Even the agencies doing well at the top tend to profess themselves rather dissatisfied, arguing that their figures don't quite reflect how enormously well they have actually been doing. Steady performers tend to snipe at the growth figures of their immediate rivals, arguing that the numbers merely reflect the fact that those rivals had a very poor previous year and are only just recovering. And, of course, absolutely everyone complains that the numbers don't include the brand-spanking-new specialist division they have just launched, or the regional office, or their below-the-line figures.
All of which is a roundabout way of saying yes, the Nielsen Media Research figures tend to be pretty much on the button. And the current table has one or two interesting tales to tell if you scratch below the surface.
The agencies with arguably the least to grumble about this time around include MediaCom, which consolidates its place in the top slot; MindShare, which goes to third place on the back of an almost 12 per cent year-on-year increase; Initiative Media, showing the strongest growth in the top ten with a leap of more than 22 per cent, and Manning Gottlieb OMD, which sneaks into the top ten on the basis of an 11.85 per cent gain.
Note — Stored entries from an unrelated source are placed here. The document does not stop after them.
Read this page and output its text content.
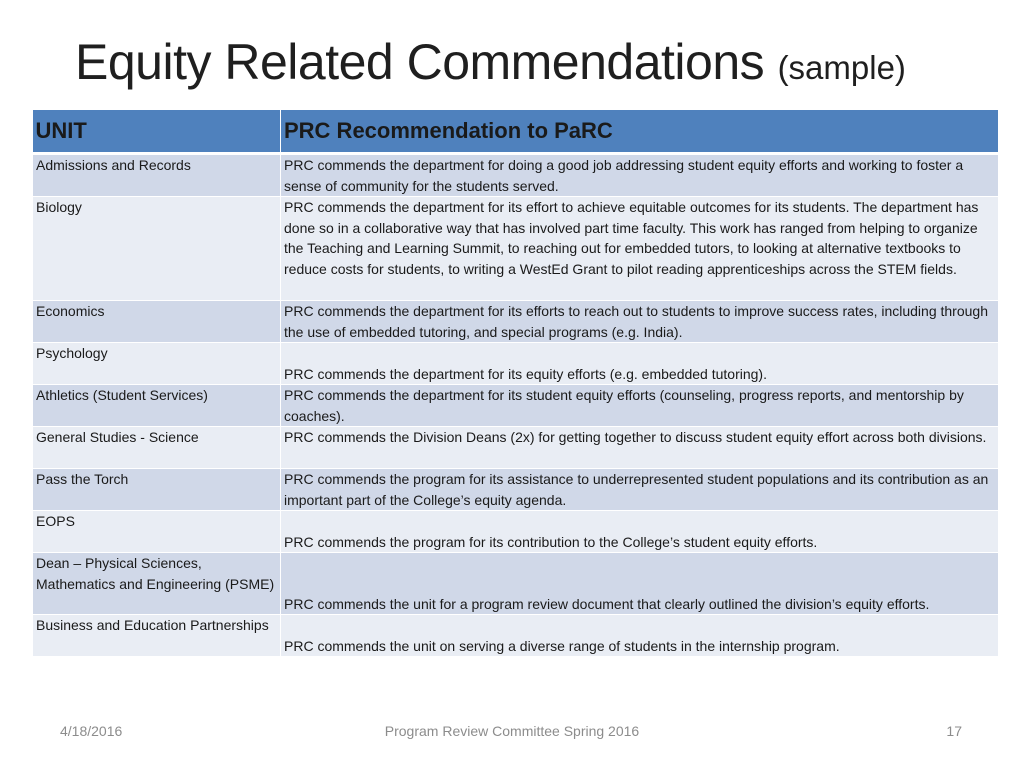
Equity Related Commendations (sample)
UNIT	PRC Recommendation to PaRC
Admissions and Records	PRC commends the department for doing a good job addressing student equity efforts and working to foster a sense of community for the students served.
Biology	PRC commends the department for its effort to achieve equitable outcomes for its students. The department has done so in a collaborative way that has involved part time faculty. This work has ranged from helping to organize the Teaching and Learning Summit, to reaching out for embedded tutors, to looking at alternative textbooks to reduce costs for students, to writing a WestEd Grant to pilot reading apprenticeships across the STEM fields.
Economics	PRC commends the department for its efforts to reach out to students to improve success rates, including through the use of embedded tutoring, and special programs (e.g. India).
Psychology	PRC commends the department for its equity efforts (e.g. embedded tutoring).
Athletics (Student Services)	PRC commends the department for its student equity efforts (counseling, progress reports, and mentorship by coaches).
General Studies - Science	PRC commends the Division Deans (2x) for getting together to discuss student equity effort across both divisions.
Pass the Torch	PRC commends the program for its assistance to underrepresented student populations and its contribution as an important part of the College’s equity agenda.
EOPS	PRC commends the program for its contribution to the College’s student equity efforts.
Dean – Physical Sciences, Mathematics and Engineering (PSME)	PRC commends the unit for a program review document that clearly outlined the division’s equity efforts.
Business and Education Partnerships	PRC commends the unit on serving a diverse range of students in the internship program.
4/18/2016	Program Review Committee Spring 2016	17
One trend you might expect the table to highlight would be a continuing shift in power towards the larger consolidated groups. Actually, though, it is hard to find evidence for that.
Steve Allan, the chief executive of MediaCom, points out that there has always been a polarisation between the very large and the very small, but he doesn't think we are seeing that phenomenon intensifying. 'Ten years ago, the differential factor in billings between number one in the table and number ten would be around two-and-a-half to one. That's still the case in the latest table,' he argues.